За работой незаметно пролетели два часа. Пока следователь беседовал в соседней комнате с безучастным ко всему Федором Спиридоновичем, а криминалист обрабатывал особым составом окно, стены и полированную поверхность мебели, надеясь найти отпечатки пальцев, Юрий Владимирович на какое-то время оказался не у дел. Мешать ему не хотелось, и, когда среди учебников на столе он заметил томик Пушкина, то, открыв его, углубился в чтение…
Это были «Повести Белкина». Он почти дочитал до конца «Метель», когда его отвлек от книги голос следователя:
— Юрий Владимирович, пожалуй, на сегодня хватит.

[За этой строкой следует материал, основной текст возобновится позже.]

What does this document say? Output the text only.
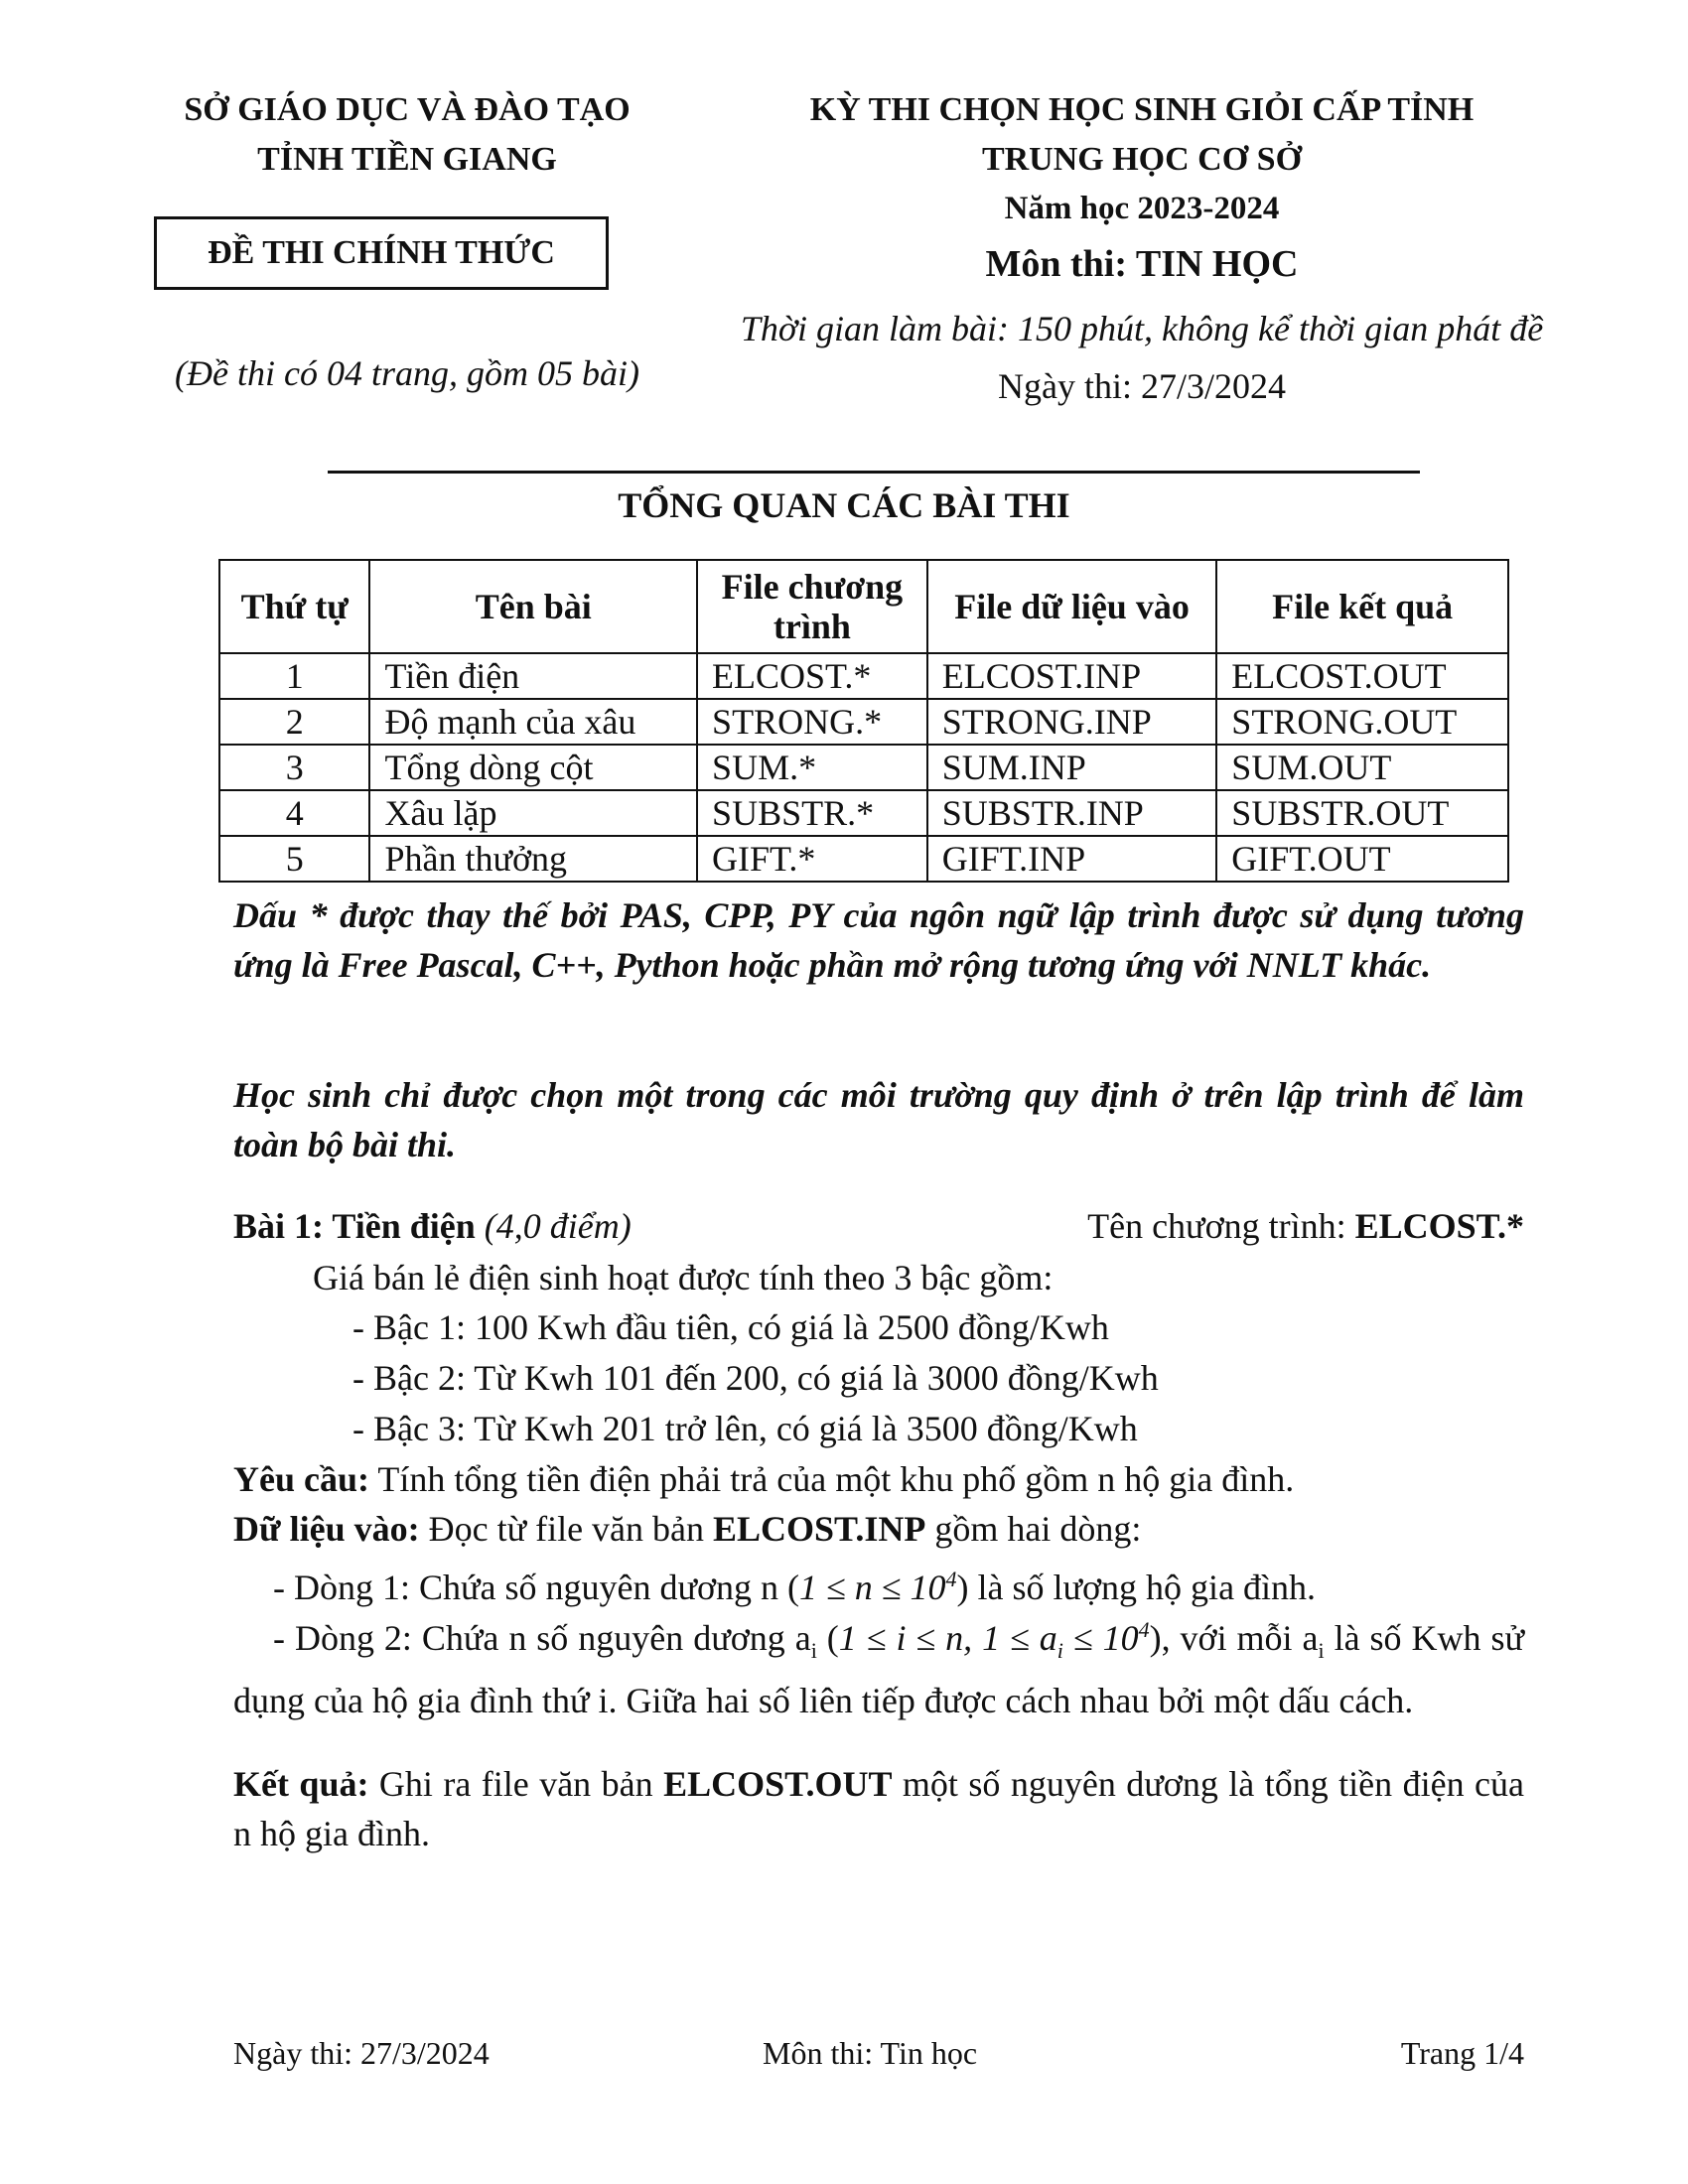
SỞ GIÁO DỤC VÀ ĐÀO TẠO
TỈNH TIỀN GIANG
ĐỀ THI CHÍNH THỨC
(Đề thi có 04 trang, gồm 05 bài)
KỲ THI CHỌN HỌC SINH GIỎI CẤP TỈNH
TRUNG HỌC CƠ SỞ
Năm học 2023-2024
Môn thi: TIN HỌC
Thời gian làm bài: 150 phút, không kể thời gian phát đề
Ngày thi: 27/3/2024
TỔNG QUAN CÁC BÀI THI
Thứ tự	Tên bài	File chương trình	File dữ liệu vào	File kết quả
1	Tiền điện	ELCOST.*	ELCOST.INP	ELCOST.OUT
2	Độ mạnh của xâu	STRONG.*	STRONG.INP	STRONG.OUT
3	Tổng dòng cột	SUM.*	SUM.INP	SUM.OUT
4	Xâu lặp	SUBSTR.*	SUBSTR.INP	SUBSTR.OUT
5	Phần thưởng	GIFT.*	GIFT.INP	GIFT.OUT
Dấu * được thay thế bởi PAS, CPP, PY của ngôn ngữ lập trình được sử dụng tương ứng là Free Pascal, C++, Python hoặc phần mở rộng tương ứng với NNLT khác.
Học sinh chỉ được chọn một trong các môi trường quy định ở trên lập trình để làm toàn bộ bài thi.
Bài 1: Tiền điện (4,0 điểm)	Tên chương trình: ELCOST.*
Giá bán lẻ điện sinh hoạt được tính theo 3 bậc gồm:
- Bậc 1: 100 Kwh đầu tiên, có giá là 2500 đồng/Kwh
- Bậc 2: Từ Kwh 101 đến 200, có giá là 3000 đồng/Kwh
- Bậc 3: Từ Kwh 201 trở lên, có giá là 3500 đồng/Kwh
Yêu cầu: Tính tổng tiền điện phải trả của một khu phố gồm n hộ gia đình.
Dữ liệu vào: Đọc từ file văn bản ELCOST.INP gồm hai dòng:
- Dòng 1: Chứa số nguyên dương n $(1 \le n \le 10^4)$ là số lượng hộ gia đình.
- Dòng 2: Chứa n số nguyên dương $a_i$ (1 ≤ i ≤ n, $1 \le a_i \le 10^4$), với mỗi $a_i$ là số Kwh sử dụng của hộ gia đình thứ i. Giữa hai số liên tiếp được cách nhau bởi một dấu cách.
Kết quả: Ghi ra file văn bản ELCOST.OUT một số nguyên dương là tổng tiền điện của n hộ gia đình.
Ngày thi: 27/3/2024	Môn thi: Tin học	Trang 1/4
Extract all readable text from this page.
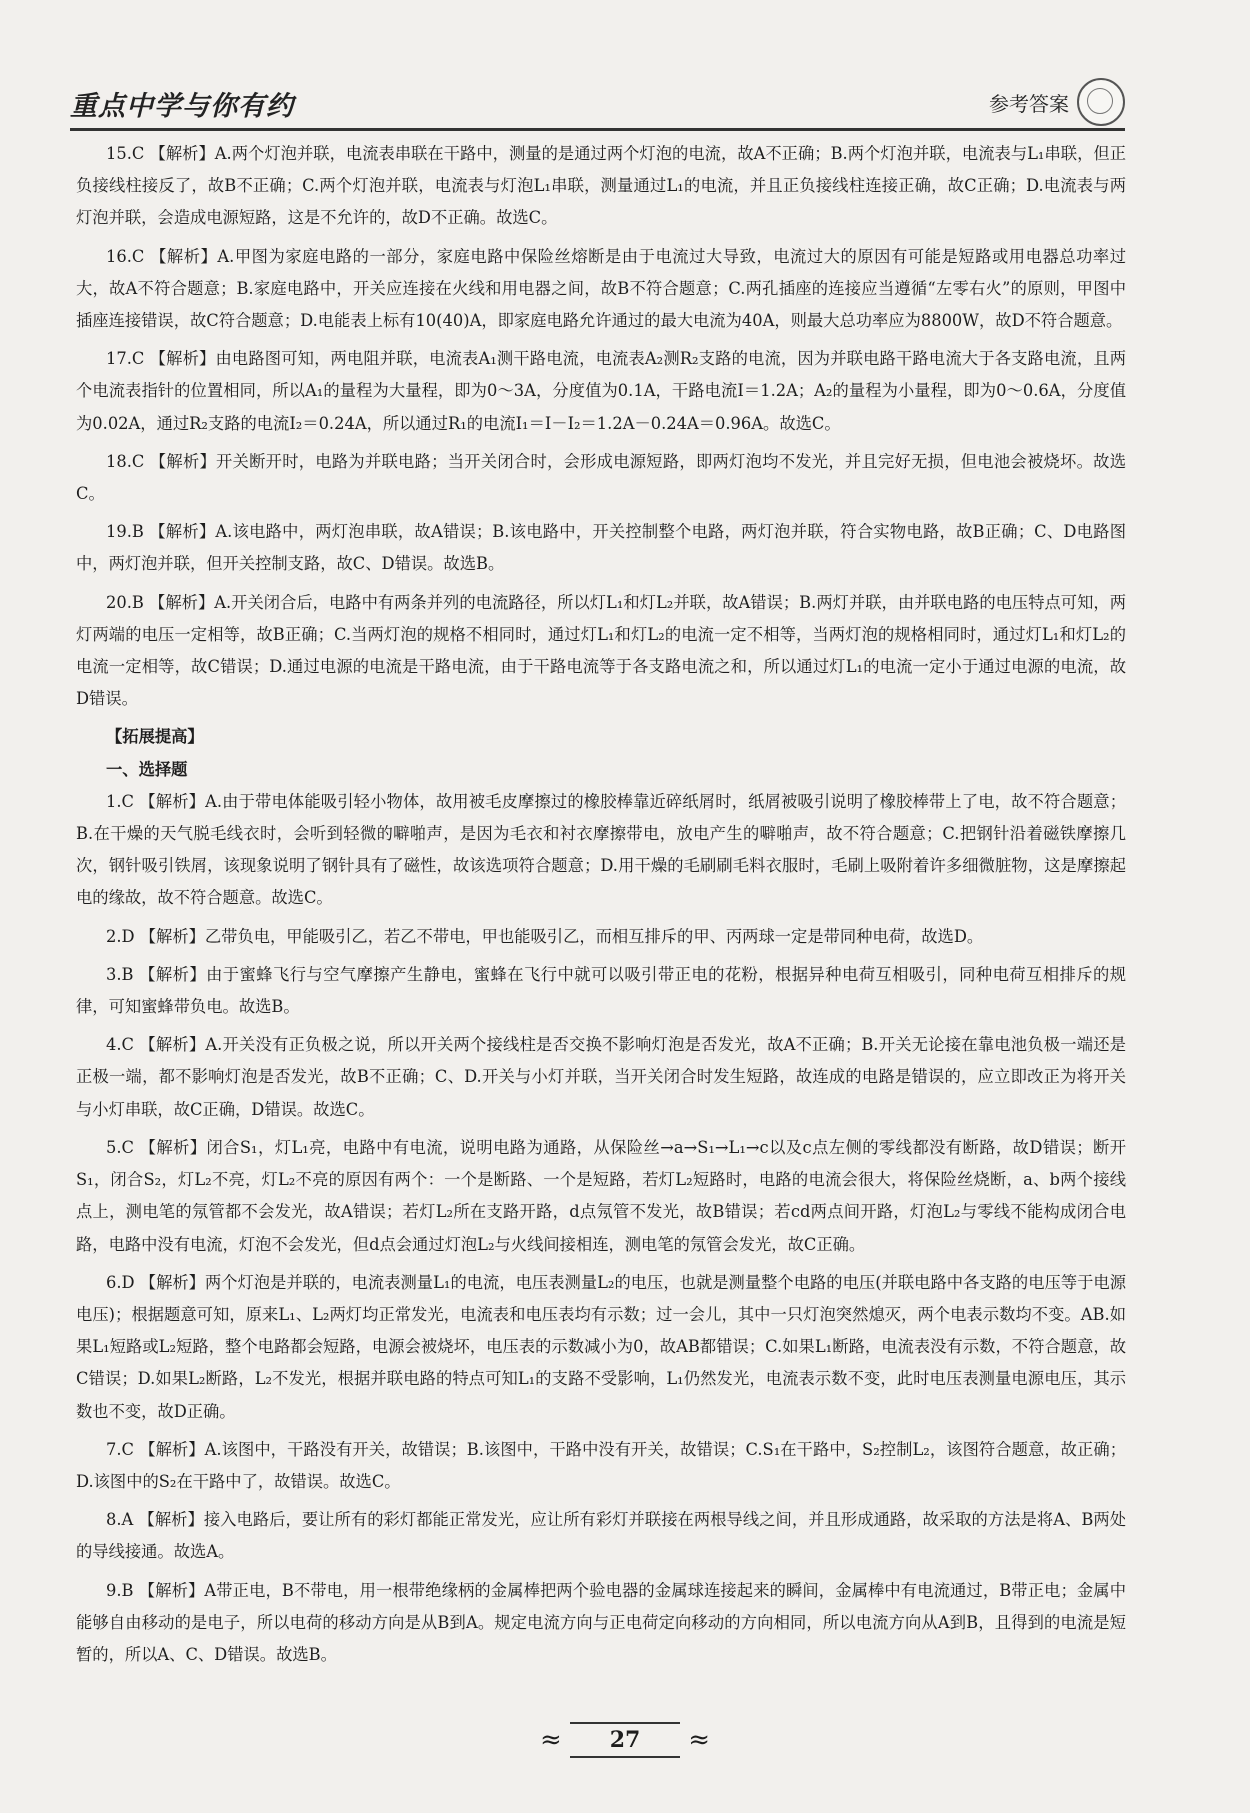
重点中学与你有约	参考答案

15.C 【解析】A.两个灯泡并联，电流表串联在干路中，测量的是通过两个灯泡的电流，故A不正确；B.两个灯泡并联，电流表与L₁串联，但正负接线柱接反了，故B不正确；C.两个灯泡并联，电流表与灯泡L₁串联，测量通过L₁的电流，并且正负接线柱连接正确，故C正确；D.电流表与两灯泡并联，会造成电源短路，这是不允许的，故D不正确。故选C。

16.C 【解析】A.甲图为家庭电路的一部分，家庭电路中保险丝熔断是由于电流过大导致，电流过大的原因有可能是短路或用电器总功率过大，故A不符合题意；B.家庭电路中，开关应连接在火线和用电器之间，故B不符合题意；C.两孔插座的连接应当遵循“左零右火”的原则，甲图中插座连接错误，故C符合题意；D.电能表上标有10(40)A，即家庭电路允许通过的最大电流为40A，则最大总功率应为8800W，故D不符合题意。

17.C 【解析】由电路图可知，两电阻并联，电流表A₁测干路电流，电流表A₂测R₂支路的电流，因为并联电路干路电流大于各支路电流，且两个电流表指针的位置相同，所以A₁的量程为大量程，即为0～3A，分度值为0.1A，干路电流I＝1.2A；A₂的量程为小量程，即为0～0.6A，分度值为0.02A，通过R₂支路的电流I₂＝0.24A，所以通过R₁的电流I₁＝I－I₂＝1.2A－0.24A＝0.96A。故选C。

18.C 【解析】开关断开时，电路为并联电路；当开关闭合时，会形成电源短路，即两灯泡均不发光，并且完好无损，但电池会被烧坏。故选C。

19.B 【解析】A.该电路中，两灯泡串联，故A错误；B.该电路中，开关控制整个电路，两灯泡并联，符合实物电路，故B正确；C、D电路图中，两灯泡并联，但开关控制支路，故C、D错误。故选B。

20.B 【解析】A.开关闭合后，电路中有两条并列的电流路径，所以灯L₁和灯L₂并联，故A错误；B.两灯并联，由并联电路的电压特点可知，两灯两端的电压一定相等，故B正确；C.当两灯泡的规格不相同时，通过灯L₁和灯L₂的电流一定不相等，当两灯泡的规格相同时，通过灯L₁和灯L₂的电流一定相等，故C错误；D.通过电源的电流是干路电流，由于干路电流等于各支路电流之和，所以通过灯L₁的电流一定小于通过电源的电流，故D错误。

【拓展提高】

一、选择题

1.C 【解析】A.由于带电体能吸引轻小物体，故用被毛皮摩擦过的橡胶棒靠近碎纸屑时，纸屑被吸引说明了橡胶棒带上了电，故不符合题意；B.在干燥的天气脱毛线衣时，会听到轻微的噼啪声，是因为毛衣和衬衣摩擦带电，放电产生的噼啪声，故不符合题意；C.把钢针沿着磁铁摩擦几次，钢针吸引铁屑，该现象说明了钢针具有了磁性，故该选项符合题意；D.用干燥的毛刷刷毛料衣服时，毛刷上吸附着许多细微脏物，这是摩擦起电的缘故，故不符合题意。故选C。

2.D 【解析】乙带负电，甲能吸引乙，若乙不带电，甲也能吸引乙，而相互排斥的甲、丙两球一定是带同种电荷，故选D。

3.B 【解析】由于蜜蜂飞行与空气摩擦产生静电，蜜蜂在飞行中就可以吸引带正电的花粉，根据异种电荷互相吸引，同种电荷互相排斥的规律，可知蜜蜂带负电。故选B。

4.C 【解析】A.开关没有正负极之说，所以开关两个接线柱是否交换不影响灯泡是否发光，故A不正确；B.开关无论接在靠电池负极一端还是正极一端，都不影响灯泡是否发光，故B不正确；C、D.开关与小灯并联，当开关闭合时发生短路，故连成的电路是错误的，应立即改正为将开关与小灯串联，故C正确，D错误。故选C。

5.C 【解析】闭合S₁，灯L₁亮，电路中有电流，说明电路为通路，从保险丝→a→S₁→L₁→c以及c点左侧的零线都没有断路，故D错误；断开S₁，闭合S₂，灯L₂不亮，灯L₂不亮的原因有两个：一个是断路、一个是短路，若灯L₂短路时，电路的电流会很大，将保险丝烧断，a、b两个接线点上，测电笔的氖管都不会发光，故A错误；若灯L₂所在支路开路，d点氖管不发光，故B错误；若cd两点间开路，灯泡L₂与零线不能构成闭合电路，电路中没有电流，灯泡不会发光，但d点会通过灯泡L₂与火线间接相连，测电笔的氖管会发光，故C正确。

6.D 【解析】两个灯泡是并联的，电流表测量L₁的电流，电压表测量L₂的电压，也就是测量整个电路的电压(并联电路中各支路的电压等于电源电压)；根据题意可知，原来L₁、L₂两灯均正常发光，电流表和电压表均有示数；过一会儿，其中一只灯泡突然熄灭，两个电表示数均不变。AB.如果L₁短路或L₂短路，整个电路都会短路，电源会被烧坏，电压表的示数减小为0，故AB都错误；C.如果L₁断路，电流表没有示数，不符合题意，故C错误；D.如果L₂断路，L₂不发光，根据并联电路的特点可知L₁的支路不受影响，L₁仍然发光，电流表示数不变，此时电压表测量电源电压，其示数也不变，故D正确。

7.C 【解析】A.该图中，干路没有开关，故错误；B.该图中，干路中没有开关，故错误；C.S₁在干路中，S₂控制L₂，该图符合题意，故正确；D.该图中的S₂在干路中了，故错误。故选C。

8.A 【解析】接入电路后，要让所有的彩灯都能正常发光，应让所有彩灯并联接在两根导线之间，并且形成通路，故采取的方法是将A、B两处的导线接通。故选A。

9.B 【解析】A带正电，B不带电，用一根带绝缘柄的金属棒把两个验电器的金属球连接起来的瞬间，金属棒中有电流通过，B带正电；金属中能够自由移动的是电子，所以电荷的移动方向是从B到A。规定电流方向与正电荷定向移动的方向相同，所以电流方向从A到B，且得到的电流是短暂的，所以A、C、D错误。故选B。

≈ 27 ≈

Машину я уже вызвал. Спустимся вниз, дождемся на свежем воздухе…
Час спустя, Рудик был у себя дома, почти на другом конце Москвы. После ужина он, порывшись в библиотеке, нашел «Повести Белкина» и с наслаждением продолжил прерванное чтение. Юрий Владимирович окончил «Метель», перечитал «Станционного смотрителя». «Пушкина нельзя читать долго и помногу, — подумал он, — иначе теряется ощущение прекрасных, похожих на музыку, строк, их удивительная гармония, свежесть и строгая красота классической прозы. Еще «Выстрел». — Он полистал книгу, всего несколько страниц…
Уже само начало этой пушкинской вещи вызвало у Рудика необъяснимое волнение. Ему показалось, что название новеллы и даже дух ее в какой-то степени ассоциируются с делом, которым он занимался вот уже третий день. Он провел рукой по влажному лбу, прошелся по комнате.
«Вот наваждение, так ведь всю ночь не уснешь». — Заставив себя успокоиться, он дочитал «Выстрел» до конца. Потом просмотрел еще раз, обратив внимание на некоторые места:
«…Главное упражнение его (Сильвио — М.Ф.) состояло в стрельбе из пистолета. Стены его комнаты были все истончены пулями, все в скважинах, как соты пчелиные…»
Юрий Владимирович перевернул пару страниц.
«В картинах я не знаток, но одна привлекала мое внимание. Она изображала какой-то вид из Швейцарии; но поразила меня в ней не живопись, а то, что картина была прострелена двумя пулям, всаженными одна на другую.
— Вот хороший выстрел, — сказал я, обращаясь к графу.
— Да, — отвечал он, — выстрел очень замечательный. А хорошо ли вы стреляете? — продолжал он.
— Изрядно, — отвечал я, обрадовавшись, что разговор коснулся наконец предмета, мне близкого. — В тридцати шагах промаху в карту не дам, разумеется, из знакомых пистолетов.
— Право? — сказала графиня, с видом большой внимательности, — а ты, мой друг, попадешь ли в карту на тридцати шагах?